Climate As Context

There are lots of issues in the energy space that deserve some new analysis and examination in the context of what is now an energy world that is no longer like the 1970s,” says Secretary of Energy Ernest Moniz. Is he talking about climate change? No, he’s advocating the export of crude oil from the United States, which has been unlawful since the days of the Arab oil embargo.

I mention this not to argue the economic or strategic merits of exporting domestically produced crude. If we lived in a world where adding carbon to the atmosphere were safe, that debate would be sensible and necessary.

I mention it because it so profoundly misses the mark.

The important and overarching change in context from the 1970s is our carbon-filled atmosphere. The debate Moniz should be vigorously pushing is how to curtail human carbon emissions as fast as possible.

Burning fossil fuels has become so culturally ingrained that we can’t question it, even though we know it’s insidiously destructive. More oil production from the Bakken and the Eagle Ford? What a boon!

I’m sure Moniz would insist he realizes the threat of climate change. But any action that challenges the status quo is viewed as a non-starter, if not subversive. Moniz could be asking, should we impose a carbon tax in part to discourage further fossil fuel development, and to encourage alternate forms of energy?

But that would provoke a harsh and overwhelming backlash from those who now benefit from fossil fuel use, which is pretty much everybody—although the reaction would be far more intense from those with a direct monetary interest in fossil fuels.

It’s very discouraging.

Here’s another symptom of our collective failure to acknowledge the real and radically different context of our every energy decision.
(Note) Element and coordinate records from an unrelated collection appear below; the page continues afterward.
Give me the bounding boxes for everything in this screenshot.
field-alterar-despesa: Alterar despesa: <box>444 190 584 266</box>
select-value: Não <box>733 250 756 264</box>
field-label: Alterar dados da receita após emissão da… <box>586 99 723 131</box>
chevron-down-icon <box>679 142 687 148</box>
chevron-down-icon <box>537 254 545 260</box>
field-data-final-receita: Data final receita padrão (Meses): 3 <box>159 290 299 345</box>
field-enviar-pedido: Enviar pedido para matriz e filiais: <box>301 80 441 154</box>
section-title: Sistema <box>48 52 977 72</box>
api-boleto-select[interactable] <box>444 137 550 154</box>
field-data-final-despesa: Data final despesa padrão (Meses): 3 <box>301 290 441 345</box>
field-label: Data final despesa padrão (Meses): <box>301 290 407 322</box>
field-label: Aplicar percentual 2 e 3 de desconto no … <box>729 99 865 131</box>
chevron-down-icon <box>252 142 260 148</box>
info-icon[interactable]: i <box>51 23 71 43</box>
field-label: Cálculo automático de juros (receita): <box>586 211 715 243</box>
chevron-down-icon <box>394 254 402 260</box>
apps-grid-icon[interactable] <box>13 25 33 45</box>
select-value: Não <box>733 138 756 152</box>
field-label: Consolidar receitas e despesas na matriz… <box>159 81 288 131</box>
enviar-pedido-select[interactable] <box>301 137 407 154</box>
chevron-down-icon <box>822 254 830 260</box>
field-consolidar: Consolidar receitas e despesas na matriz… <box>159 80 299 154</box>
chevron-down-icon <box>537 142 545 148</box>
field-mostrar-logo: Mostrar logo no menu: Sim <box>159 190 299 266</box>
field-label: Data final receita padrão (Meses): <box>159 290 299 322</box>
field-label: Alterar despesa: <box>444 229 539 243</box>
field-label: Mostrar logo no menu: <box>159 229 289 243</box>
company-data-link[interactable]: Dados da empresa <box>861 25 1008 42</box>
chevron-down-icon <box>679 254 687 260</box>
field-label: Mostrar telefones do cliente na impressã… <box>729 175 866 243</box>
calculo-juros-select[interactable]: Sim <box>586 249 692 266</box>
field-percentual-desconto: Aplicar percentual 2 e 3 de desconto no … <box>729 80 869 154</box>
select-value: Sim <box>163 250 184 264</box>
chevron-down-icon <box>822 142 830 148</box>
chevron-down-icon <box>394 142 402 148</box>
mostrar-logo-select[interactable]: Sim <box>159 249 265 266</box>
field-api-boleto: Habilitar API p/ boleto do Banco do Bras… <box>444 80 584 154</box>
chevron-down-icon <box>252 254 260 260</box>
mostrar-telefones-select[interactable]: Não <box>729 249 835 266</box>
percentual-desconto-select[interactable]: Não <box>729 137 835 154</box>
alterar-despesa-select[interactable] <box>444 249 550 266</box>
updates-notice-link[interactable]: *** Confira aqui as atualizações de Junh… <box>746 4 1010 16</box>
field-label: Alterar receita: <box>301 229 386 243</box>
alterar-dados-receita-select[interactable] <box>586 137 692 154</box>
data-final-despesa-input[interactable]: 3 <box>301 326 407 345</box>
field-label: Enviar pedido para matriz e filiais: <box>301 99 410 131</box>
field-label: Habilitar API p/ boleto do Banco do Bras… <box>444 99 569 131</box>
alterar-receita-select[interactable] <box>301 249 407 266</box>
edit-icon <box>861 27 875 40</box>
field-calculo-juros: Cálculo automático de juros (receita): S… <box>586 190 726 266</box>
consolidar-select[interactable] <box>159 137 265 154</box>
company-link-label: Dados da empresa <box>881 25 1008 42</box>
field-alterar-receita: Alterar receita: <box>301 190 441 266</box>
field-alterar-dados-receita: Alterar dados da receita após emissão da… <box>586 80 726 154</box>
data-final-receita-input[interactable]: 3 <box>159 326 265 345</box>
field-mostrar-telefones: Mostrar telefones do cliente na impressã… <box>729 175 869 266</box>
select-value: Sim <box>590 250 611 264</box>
I got a solicitation from the Climate Reality Project to attend climate change leadership training—in South Africa!

Yes, let’s jet a bunch of Americans 8,000-10,000 miles to Johannesburg to fight climate change. Couldn’t possibly get trained in our own country—where’s the caché in that?

If our climate change organizations champion the status quo of commoditized international pleasure travel, if they encourage fossil-fueled tourism to reduce fossil fuel use, if they can’t perceive the dissonance in that notion, then we may well be lost.